The door to the executive wing was wide open, another disconcerting sign. I slipped inside, past the anteroom containing the desk of my mother’s tech Yasmina, her computer missing like all the others – and into the lush, carpeted corridor behind it where four mahogany doors with brass plates faced each other. On my right were the office of the Director and the adjoining Council Chambers; on my left, my mom’s office and the private executive elevator – which, without a password, was as useless to me as a cardboard box.
Mom’s office door was open, and I slipped inside. The curtains were drawn and the lights off, leaving the room midnight-dark even though the sun blazed outside, so it took me a second for my eyes to adjust and realize what I was seeing.

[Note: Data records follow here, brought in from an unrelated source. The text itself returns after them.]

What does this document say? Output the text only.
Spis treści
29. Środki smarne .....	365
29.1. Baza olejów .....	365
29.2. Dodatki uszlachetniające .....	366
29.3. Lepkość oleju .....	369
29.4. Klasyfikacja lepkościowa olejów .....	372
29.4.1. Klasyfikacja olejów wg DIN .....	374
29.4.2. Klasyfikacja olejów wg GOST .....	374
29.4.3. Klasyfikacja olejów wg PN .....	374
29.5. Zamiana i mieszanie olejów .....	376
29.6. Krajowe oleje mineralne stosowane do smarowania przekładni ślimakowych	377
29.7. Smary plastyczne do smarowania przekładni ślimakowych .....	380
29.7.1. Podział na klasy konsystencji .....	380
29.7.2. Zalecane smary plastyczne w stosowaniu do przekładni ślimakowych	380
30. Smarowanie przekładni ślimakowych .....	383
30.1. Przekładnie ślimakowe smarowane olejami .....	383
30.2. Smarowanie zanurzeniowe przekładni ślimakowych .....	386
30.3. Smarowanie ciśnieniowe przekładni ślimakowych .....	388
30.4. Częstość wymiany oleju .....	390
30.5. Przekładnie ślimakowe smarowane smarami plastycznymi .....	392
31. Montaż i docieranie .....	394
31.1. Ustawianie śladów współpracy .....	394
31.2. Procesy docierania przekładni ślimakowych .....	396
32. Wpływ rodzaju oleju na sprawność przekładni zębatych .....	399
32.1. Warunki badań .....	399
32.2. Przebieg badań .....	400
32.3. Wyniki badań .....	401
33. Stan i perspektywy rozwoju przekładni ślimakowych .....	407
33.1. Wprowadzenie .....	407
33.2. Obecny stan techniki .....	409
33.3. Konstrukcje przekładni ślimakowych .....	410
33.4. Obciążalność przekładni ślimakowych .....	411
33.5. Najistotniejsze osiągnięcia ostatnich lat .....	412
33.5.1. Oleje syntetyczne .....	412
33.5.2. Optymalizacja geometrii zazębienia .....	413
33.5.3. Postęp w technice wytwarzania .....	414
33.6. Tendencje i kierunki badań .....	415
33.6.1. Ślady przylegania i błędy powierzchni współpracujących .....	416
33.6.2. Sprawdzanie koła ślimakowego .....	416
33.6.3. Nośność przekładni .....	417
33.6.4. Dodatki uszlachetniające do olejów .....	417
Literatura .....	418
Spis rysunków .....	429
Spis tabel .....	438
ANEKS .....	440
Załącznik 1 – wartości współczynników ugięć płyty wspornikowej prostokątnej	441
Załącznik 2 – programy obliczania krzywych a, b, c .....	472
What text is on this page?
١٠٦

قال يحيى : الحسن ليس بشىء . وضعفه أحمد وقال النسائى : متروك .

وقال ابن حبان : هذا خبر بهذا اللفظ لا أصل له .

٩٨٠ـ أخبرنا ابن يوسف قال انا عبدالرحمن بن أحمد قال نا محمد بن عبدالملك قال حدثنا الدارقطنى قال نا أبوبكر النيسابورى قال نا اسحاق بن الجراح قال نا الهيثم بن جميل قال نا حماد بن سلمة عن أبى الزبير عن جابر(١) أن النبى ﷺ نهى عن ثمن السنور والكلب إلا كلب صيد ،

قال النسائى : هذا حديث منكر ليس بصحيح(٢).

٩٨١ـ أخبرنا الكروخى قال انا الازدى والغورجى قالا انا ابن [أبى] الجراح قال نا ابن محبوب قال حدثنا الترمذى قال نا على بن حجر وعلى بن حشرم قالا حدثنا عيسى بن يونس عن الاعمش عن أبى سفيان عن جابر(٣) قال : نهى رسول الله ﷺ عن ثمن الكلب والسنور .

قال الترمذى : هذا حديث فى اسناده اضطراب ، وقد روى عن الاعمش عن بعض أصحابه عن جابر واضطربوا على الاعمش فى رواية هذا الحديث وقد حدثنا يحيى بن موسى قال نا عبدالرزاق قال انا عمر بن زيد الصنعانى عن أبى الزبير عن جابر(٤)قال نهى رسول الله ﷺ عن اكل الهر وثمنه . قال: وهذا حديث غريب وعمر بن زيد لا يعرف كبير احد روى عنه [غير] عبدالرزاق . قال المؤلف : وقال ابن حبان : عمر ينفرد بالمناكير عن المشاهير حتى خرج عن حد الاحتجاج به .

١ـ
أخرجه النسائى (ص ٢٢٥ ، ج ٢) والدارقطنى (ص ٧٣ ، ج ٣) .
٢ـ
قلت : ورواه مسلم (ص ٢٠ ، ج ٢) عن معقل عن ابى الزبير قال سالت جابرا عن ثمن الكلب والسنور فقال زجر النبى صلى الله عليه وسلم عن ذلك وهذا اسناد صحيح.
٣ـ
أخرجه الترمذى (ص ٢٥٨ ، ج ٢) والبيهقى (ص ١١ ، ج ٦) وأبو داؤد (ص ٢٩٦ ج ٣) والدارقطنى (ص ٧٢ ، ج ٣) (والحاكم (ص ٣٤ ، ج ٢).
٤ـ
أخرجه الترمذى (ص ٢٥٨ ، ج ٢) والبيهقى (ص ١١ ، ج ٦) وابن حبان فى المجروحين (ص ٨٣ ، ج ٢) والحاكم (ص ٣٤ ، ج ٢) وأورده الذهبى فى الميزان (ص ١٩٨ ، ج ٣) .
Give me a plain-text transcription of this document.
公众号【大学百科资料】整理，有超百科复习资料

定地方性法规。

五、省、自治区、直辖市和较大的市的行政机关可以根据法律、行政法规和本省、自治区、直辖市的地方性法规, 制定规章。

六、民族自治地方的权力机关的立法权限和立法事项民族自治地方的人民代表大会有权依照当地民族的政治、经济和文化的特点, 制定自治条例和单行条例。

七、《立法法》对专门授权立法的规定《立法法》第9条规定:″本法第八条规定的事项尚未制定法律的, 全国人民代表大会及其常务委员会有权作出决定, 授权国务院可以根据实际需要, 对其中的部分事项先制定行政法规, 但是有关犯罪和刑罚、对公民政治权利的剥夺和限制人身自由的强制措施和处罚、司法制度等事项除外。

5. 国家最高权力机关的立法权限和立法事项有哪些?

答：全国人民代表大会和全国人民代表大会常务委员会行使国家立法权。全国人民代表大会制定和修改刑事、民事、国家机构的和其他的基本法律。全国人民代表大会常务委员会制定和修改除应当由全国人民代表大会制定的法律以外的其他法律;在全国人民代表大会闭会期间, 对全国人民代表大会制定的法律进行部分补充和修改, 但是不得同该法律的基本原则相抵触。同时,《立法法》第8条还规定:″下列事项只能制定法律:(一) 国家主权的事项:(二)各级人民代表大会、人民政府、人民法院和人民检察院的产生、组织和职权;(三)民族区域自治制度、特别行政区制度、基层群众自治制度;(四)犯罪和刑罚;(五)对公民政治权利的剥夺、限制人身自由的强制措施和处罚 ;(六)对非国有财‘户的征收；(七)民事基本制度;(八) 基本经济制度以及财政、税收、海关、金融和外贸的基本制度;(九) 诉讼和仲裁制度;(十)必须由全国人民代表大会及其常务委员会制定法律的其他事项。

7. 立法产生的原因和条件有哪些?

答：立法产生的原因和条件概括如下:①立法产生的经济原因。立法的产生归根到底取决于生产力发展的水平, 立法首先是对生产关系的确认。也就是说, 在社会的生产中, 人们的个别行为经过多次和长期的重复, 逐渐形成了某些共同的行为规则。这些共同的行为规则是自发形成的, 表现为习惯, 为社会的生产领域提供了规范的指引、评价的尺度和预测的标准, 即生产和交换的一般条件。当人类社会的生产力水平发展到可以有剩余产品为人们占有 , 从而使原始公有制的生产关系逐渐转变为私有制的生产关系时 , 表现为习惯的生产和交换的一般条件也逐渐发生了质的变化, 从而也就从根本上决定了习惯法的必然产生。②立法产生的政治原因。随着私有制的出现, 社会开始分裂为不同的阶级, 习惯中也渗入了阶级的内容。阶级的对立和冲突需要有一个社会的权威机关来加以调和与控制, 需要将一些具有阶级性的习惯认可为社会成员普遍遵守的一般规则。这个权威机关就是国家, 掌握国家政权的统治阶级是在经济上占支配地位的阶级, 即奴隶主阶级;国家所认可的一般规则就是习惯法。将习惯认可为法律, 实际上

While outside, in the agent cubicles, there were coats on coat hooks and framed photos on walls and other signs of former life, my mother’s office had been strippe
d completely. There was a desk, and a chair, and nothing else. Every other trace of Katherine Bellows was gone. Had she done it herself? Or had they done it when she went on the run? Either way, I felt a chill prickle the back of my neck. It certainly did not look as though, no matter what I did, Deputy Director Bellows was ever coming back.
Footsteps thudded, the sound dull, muffled, and there was a low murmur of voices in the distance – still far away, but jarring in that heavy dusty silence – and I realized that I was exposed. I couldn’t close the door without running the risk of someone noticing it. There was only one place to hide – behind the desk – and it was risky, both because it was so obvious (the first and only place they’d look if they knew I had come through this way) and because I wouldn’t be able to see what was going on.
And it was then, as I crawled into the roomy cave of the desk’s kickspace, surrounded on three sides by solid antique wood, wondering how long I’d have to hide here and wait for the coast to clear, that I remembered there was more in this bag than just my cosmetic kit. I had all my tech with me.
Just a few weeks (and technically a hundred-odd years) ago, hiding in another office building, I had spied on the Watergate burglars with my Microcam. If I could hook it up to transmit on a closed circuit to my own handheld, instead of syncing back to Calliope’s screen, I could monitor the hallway from the safety of this desk, without being spotted.
The footsteps moved at a leisurely pace, which reassured me. It didn’t sound like I was being chased. It didn’t appear, in fact, as though anyone had flagged my tracker yet. I rifled through the bag until I found my handheld, pulled it out and set it to the Microcam’s channel, then synced it to my earpiece so only I could hear. I didn’t have a pencil to tape the Microcam to this time, so I took my chance and – slowly, gently – tossed it across the carpet as close as I could get it towards the door.